Mari kita bersyukur kepada Allah, kita mendapat nasihat (mau’idhah hasanah) yang tidak bicara. Rasulullah saw bersabda: كفى بالموت واعظا artinya “cukuplah kematian menjadi nasihat”. Semoga kesyukuran kita kepada Allah, menjadikan hati, pikiran, dan perasaan kita, makin sadar bahwa dunia ini membutuhkan sosok dan figur yang bisa menjaga dan mengawal perdamaian. Dunia ini sudah terlalu lelah dan miris dengan konflik dan pertumpahan darah, yang sudah terlalu banyak nyawa tercabut dengan sia-sia, akibat keserakahan. Lebih ironis lagi, organisasi yang konon buatan Amerika dan Israel, ISIS yang tak mengenal prikemanusiaan, dan telah menghabisi ribuan manusia dengan kepongahannya, tapi menggunakan term “negara Islam” atau al-daulah al-Islamiyah.
     Shalawat dan salam mari kita senandungkan pada Baginda Rasulullah saw, keluarga, dan para sahabat. Semoga hati kita makin peka dan mampu menangkap “nasehat” dan pelajaran berharga dari wafatnya seorang tokoh perdamaian dunia, yang terakhir masih menjabat sebagai anggota Dewan Pertimbangan Presiden (wantimpres).
     Saudaraku, kata bijak yang diambil dari banyak riwayat menyatakan “موت العالم موت العالم” artibnya “wafatnya seorang alim laksana matinya (pelita) alam”. Saya melihat dan merasakan, KH. Hasyim Muzadi merupakan sosok kyai NU yang sangat visioner, memiliki prinsip yang sangat independen.
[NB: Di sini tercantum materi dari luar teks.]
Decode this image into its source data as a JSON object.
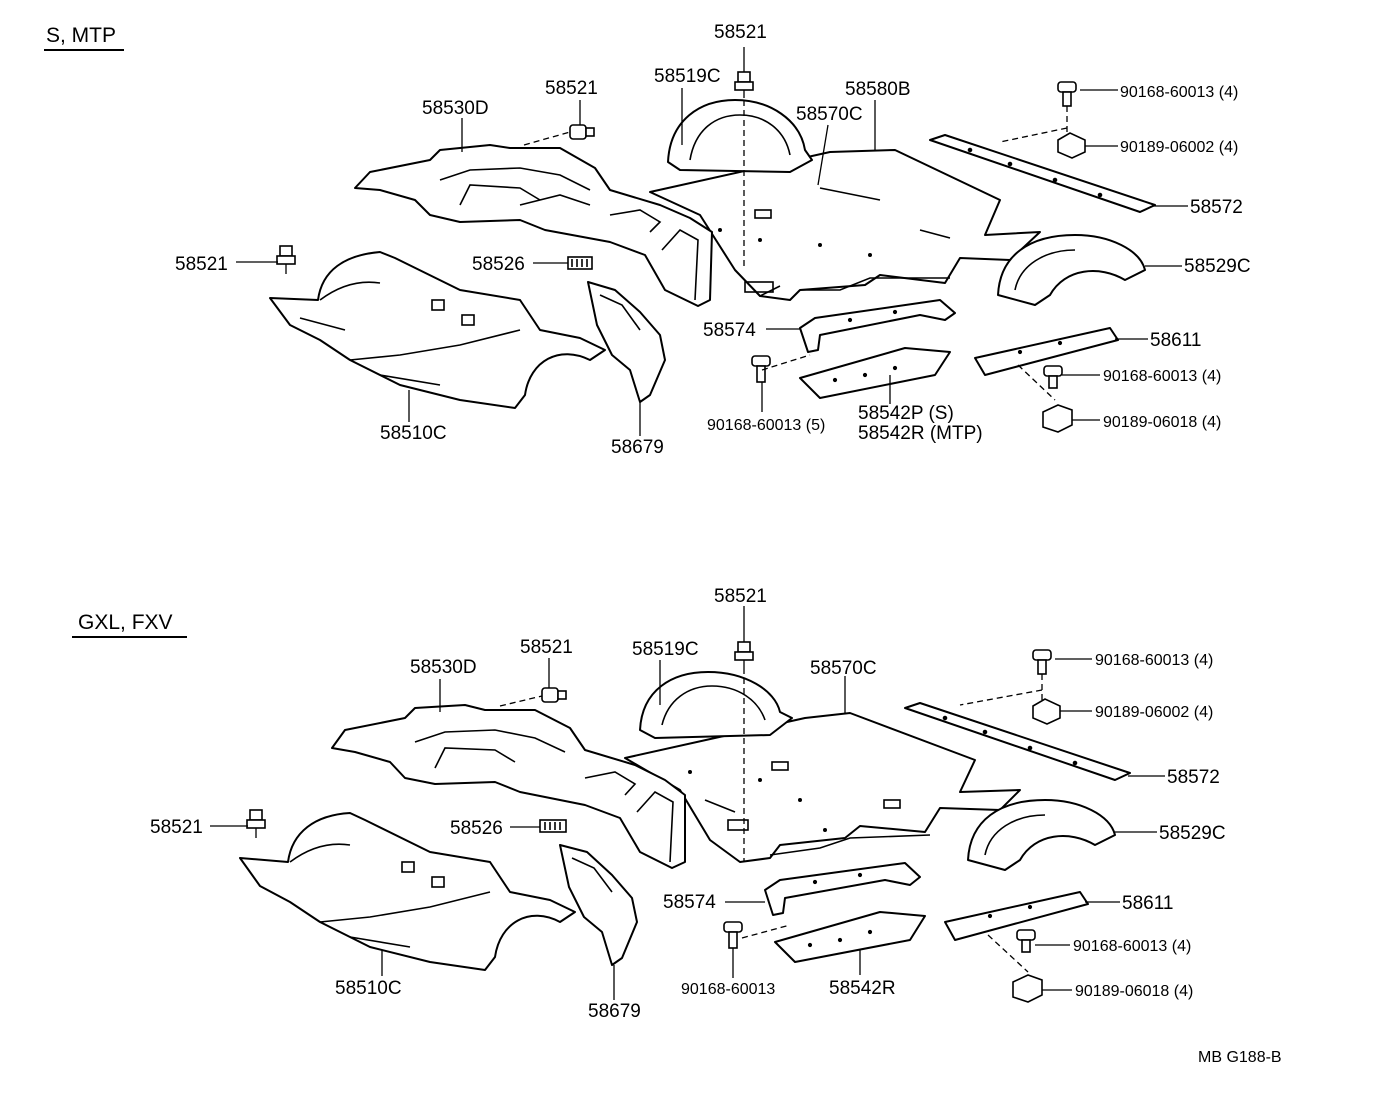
{
  "sections": [
    {
      "title": "S, MTP",
      "labels": {
        "clip_top": "58521",
        "clip_tunnel": "58521",
        "clip_left": "58521",
        "cover_rear": "58519C",
        "floor_rear": "58580B",
        "silencer_rear": "58570C",
        "tunnel": "58530D",
        "front_floor": "58510C",
        "pad_small": "58526",
        "bracket": "58679",
        "bolt_top": "90168-60013 (4)",
        "nut_top": "90189-06002 (4)",
        "rail_top": "58572",
        "wheelhouse": "58529C",
        "rail_front": "58574",
        "bolt_front": "90168-60013 (5)",
        "plate_line1": "58542P (S)",
        "plate_line2": "58542R (MTP)",
        "rail_side": "58611",
        "bolt_side": "90168-60013 (4)",
        "nut_side": "90189-06018 (4)"
      }
    },
    {
      "title": "GXL, FXV",
      "labels": {
        "clip_top": "58521",
        "clip_tunnel": "58521",
        "clip_left": "58521",
        "cover_rear": "58519C",
        "silencer_rear": "58570C",
        "tunnel": "58530D",
        "front_floor": "58510C",
        "pad_small": "58526",
        "bracket": "58679",
        "bolt_top": "90168-60013 (4)",
        "nut_top": "90189-06002 (4)",
        "rail_top": "58572",
        "wheelhouse": "58529C",
        "rail_front": "58574",
        "bolt_front": "90168-60013",
        "plate_line1": "58542R",
        "rail_side": "58611",
        "bolt_side": "90168-60013 (4)",
        "nut_side": "90189-06018 (4)"
      }
    }
  ],
  "footer": {
    "code": "MB  G188-B"
  }
}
Ketika MUI, karena beberapa fatwa dan pernyataan sikap keagamaannya, banyak dihujat dan dicaci orang, beliau tegas membela dan bahkan menyarankan supaya MUI diperkuat oleh para ulama.
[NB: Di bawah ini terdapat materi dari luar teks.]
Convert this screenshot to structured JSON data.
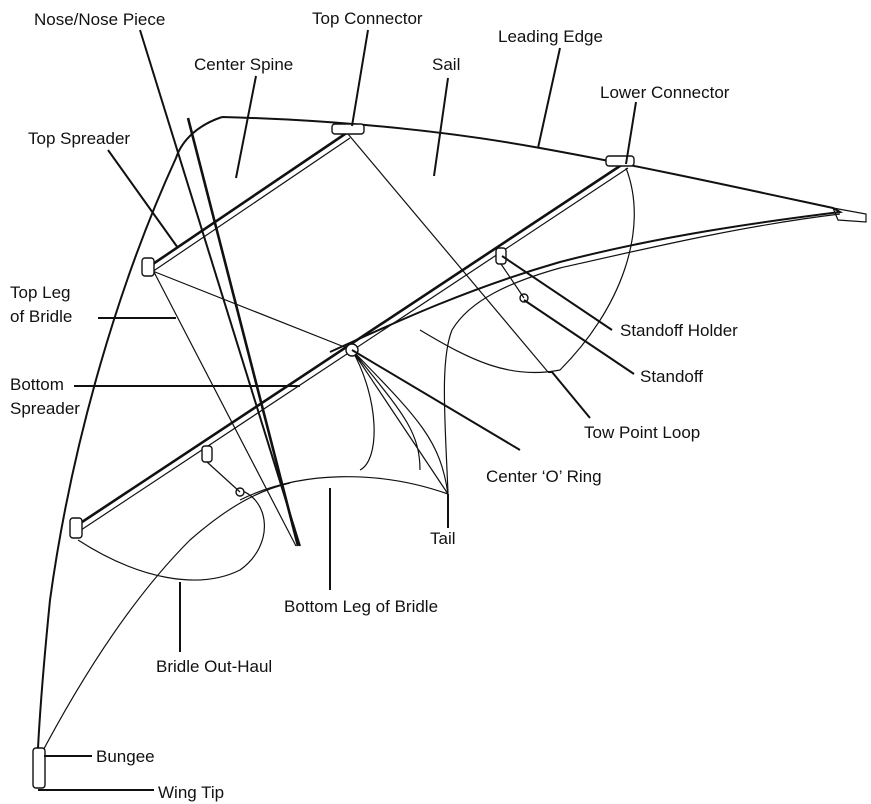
{
  "labels": {
    "nose": "Nose/Nose Piece",
    "top_connector": "Top Connector",
    "center_spine": "Center Spine",
    "sail": "Sail",
    "leading_edge": "Leading Edge",
    "lower_connector": "Lower Connector",
    "top_spreader": "Top Spreader",
    "top_leg_line1": "Top Leg",
    "top_leg_line2": "of Bridle",
    "bottom_spreader_line1": "Bottom",
    "bottom_spreader_line2": "Spreader",
    "standoff_holder": "Standoff Holder",
    "standoff": "Standoff",
    "tow_point_loop": "Tow Point Loop",
    "center_o_ring": "Center ‘O’ Ring",
    "tail": "Tail",
    "bottom_leg": "Bottom Leg of Bridle",
    "bridle_out_haul": "Bridle Out-Haul",
    "bungee": "Bungee",
    "wing_tip": "Wing Tip"
  }
}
     Dalam soal Hak Azasi Manusia (HAM) Kyai Hasyim juga tegas. Misalnya LGBT, almarhum menegaskan agama mana yang membolehkan LGBT? Ketika kasus umat Islam menjadi korban kekerasan, seperti Tolikara, mengapa aktifis HAM, tidak ada yang bicara.
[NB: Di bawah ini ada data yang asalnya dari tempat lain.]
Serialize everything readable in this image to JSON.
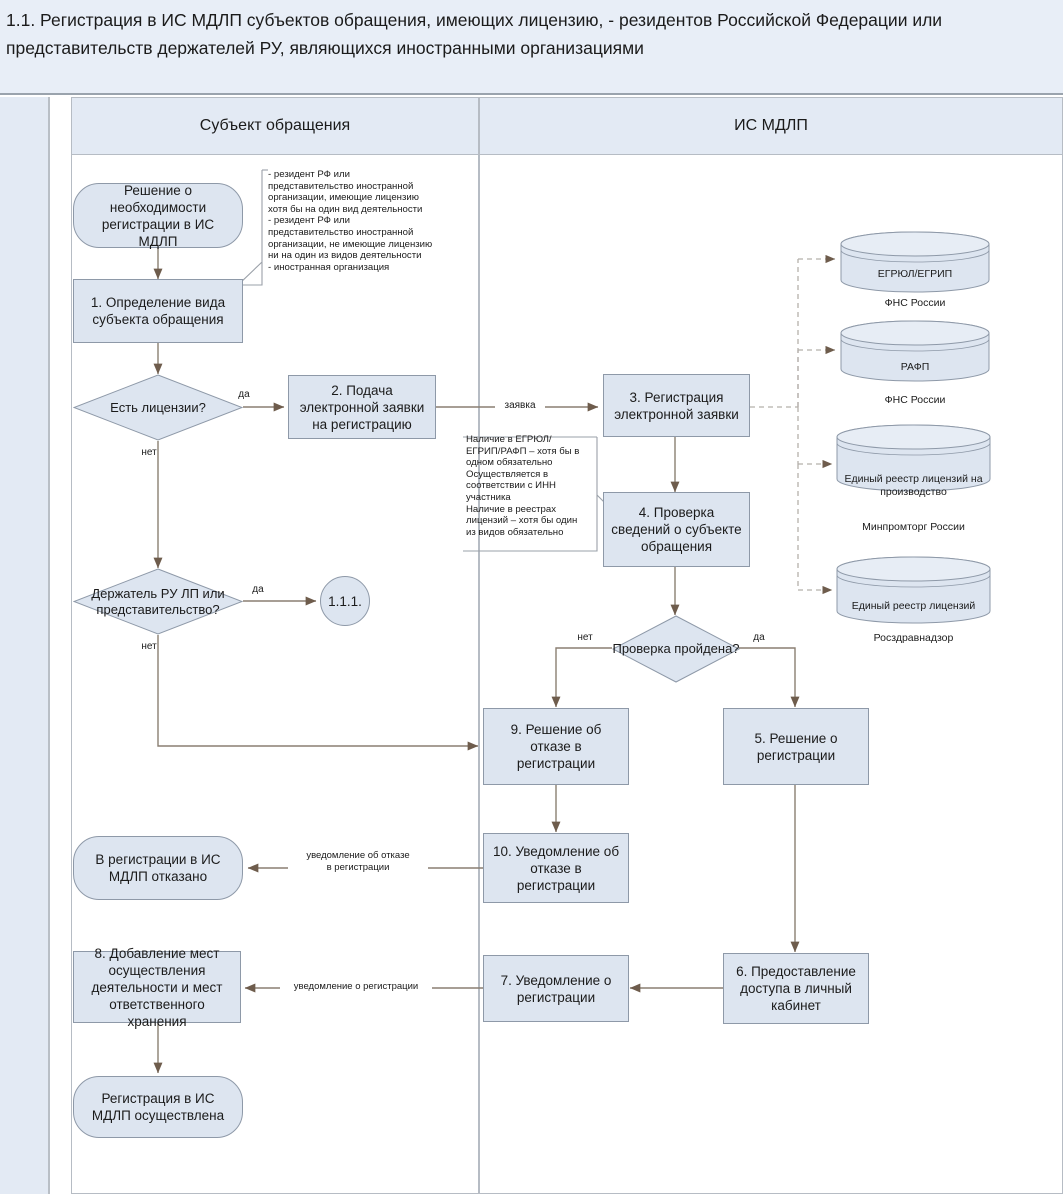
{
  "title": "1.1. Регистрация в ИС МДЛП субъектов обращения, имеющих лицензию, - резидентов Российской Федерации или представительств держателей РУ, являющихся иностранными организациями",
  "lanes": [
    {
      "id": "lane-subject",
      "label": "Субъект обращения"
    },
    {
      "id": "lane-ismdlp",
      "label": "ИС МДЛП"
    }
  ],
  "nodes": {
    "start": "Решение о необходимости регистрации в ИС МДЛП",
    "step1": "1. Определение вида субъекта обращения",
    "decision_license": "Есть лицензии?",
    "step2": "2. Подача электронной заявки на регистрацию",
    "decision_holder": "Держатель РУ ЛП или представительство?",
    "ref111": "1.1.1.",
    "step3": "3. Регистрация электронной заявки",
    "step4": "4. Проверка сведений о субъекте обращения",
    "decision_check": "Проверка пройдена?",
    "step5": "5. Решение о регистрации",
    "step6": "6. Предоставление доступа в личный кабинет",
    "step7": "7. Уведомление о регистрации",
    "step8": "8. Добавление мест осуществления деятельности и мест ответственного хранения",
    "step9": "9. Решение об отказе в регистрации",
    "step10": "10. Уведомление об отказе в регистрации",
    "end_denied": "В регистрации в ИС МДЛП отказано",
    "end_registered": "Регистрация в ИС МДЛП осуществлена"
  },
  "notes": {
    "subject_types": "- резидент РФ или\nпредставительство иностранной\nорганизации, имеющие лицензию\nхотя бы на один вид деятельности\n- резидент РФ или\nпредставительство иностранной\nорганизации, не имеющие лицензию\nни на один из видов деятельности\n- иностранная организация",
    "check_rules": "Наличие в ЕГРЮЛ/\nЕГРИП/РАФП – хотя бы в\nодном обязательно\nОсуществляется в\nсоответствии с ИНН\nучастника\nНаличие в реестрах\nлицензий – хотя бы один\nиз видов обязательно"
  },
  "edge_labels": {
    "license_yes": "да",
    "license_no": "нет",
    "holder_yes": "да",
    "holder_no": "нет",
    "check_no": "нет",
    "check_yes": "да",
    "application": "заявка",
    "refusal_notice": "уведомление об отказе\nв регистрации",
    "registration_notice": "уведомление о регистрации"
  },
  "databases": [
    {
      "label": "ЕГРЮЛ/ЕГРИП",
      "caption": "ФНС России"
    },
    {
      "label": "РАФП",
      "caption": "ФНС России"
    },
    {
      "label": "Единый реестр лицензий на производство",
      "caption": "Минпромторг России"
    },
    {
      "label": "Единый реестр лицензий",
      "caption": "Росздравнадзор"
    }
  ],
  "colors": {
    "shape_fill": "#dde5f0",
    "shape_stroke": "#8e99a8",
    "band_fill": "#e3eaf4",
    "title_fill": "#e8eef7",
    "connector": "#8a7f72",
    "connector_dashed": "#b5b0ab",
    "lane_border": "#b6bcc4"
  }
}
     Dalam salah satu pidatonya, KH Hasyim Muzadi yang menjabat sebagai Presiden WCRP (World Conference on Religions for Peace) sekaligus Sekjen ICIS (International Conference for Islamic Scholars) secara cerdas menjawab sejumlah tuduhan PBB (perserikatan Bangsa-Bangsa) bahwa umat Islam Indonesia anti toleransi beragama. Dan inilah pidato ‘menggetarkan’ tersebut : “Selaku Presiden WCRP dan Sekjen ICIS, saya sangat menyayangkan tuduhan INTOLERANSI agama di Indonesia. Pembahasan di forum dunia itu, pasti karena laporan dari dalam negeri Indonesia. Selama berkeliling dunia, saya belum menemukan negara muslim mana pun yang setoleran Indonesia” (Kiriman Prof. Nurdin HK).            Saudaraku, kita benar-benar kehilangan, tidak ada lagi rasanya sosok seperti beliau di Indonesia ini, komitmen ke-Islaman dan ke-Indonesiaan-nya menyatu, visi, misi, dan komitmennya untuk perdamaian dan peradaban dunia sangat jelas.
     Setahun yang lalu, Al-mukarram Kyai Hasyim Muzadi menyampaikan taushiyah yang sangat menyentuh hati: “Saya lahir di dunia ini dengan tidak membawa apa-apa,  begitu pula ketika saya meninggal saya tidak akan membawa apapun. Pesantren sudah saya wakafkan, harta sudah saya berikan kepada anak-anak saya,  saya hanya punya tanah (2×1 meter) di samping asrama putra untuk dikebumikan nanti. Saya titip Pesantren (Al-Hikam) ini,  rawat dengan baik dan jaga, karena Pesantren adalah Ruh Agama, Bangsa, dan Negara.  Semoga Allah meridhai kita semua..”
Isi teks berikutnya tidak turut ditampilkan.